結婚式の日に裏切られた花嫁は、新しい恋に戸惑いを隠せない
スッとふすまが開いて顔を見せたのは、湊斗だった。
「誰がアレだって?」
「社長⁉」
いつから聞いていたのだろう。湊斗は予定より早く仕事が片付いたから、帰国したそうだ。

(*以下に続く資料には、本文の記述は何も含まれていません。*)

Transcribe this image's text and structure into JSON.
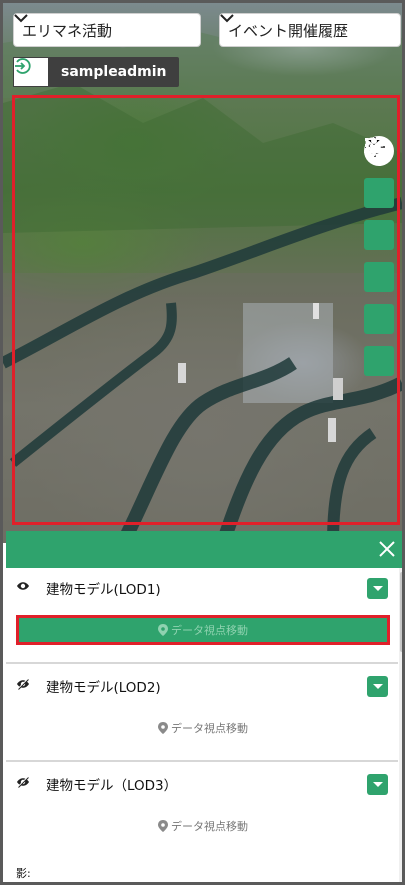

会社に寄ったら秘書室に誰もいなかったから、何事かと調べてもらったという。
「新人の歓迎会なんです」
「社長、エクセレント誠さんから秘書室に来てもらった井口彩奈さんです」
あわあわと紹介されたところで、彩奈と湊斗の視線があった。
「井口彩奈です。よろしくお願いいたします」
すぐに頭を下げて、彩奈は視線を外した。
湊斗が気付いたかどうか気になったが、しばらく下を向いたままでいた。
「よろしく」
その低い声を聞くと、彩奈の中に懐かしいような恥ずかしいような不思議な感情をわき起こってきた。
(会えた!)
やっと呼吸を整えて、ゆっくり顔を上げる。
だが彩奈の瞳に映った湊斗は、何の感情も見せない。
柔らかな茶色っぽい髪も、整いすぎている顔立ちも記憶にある通りなのに、感情だけが抜け落ちていた。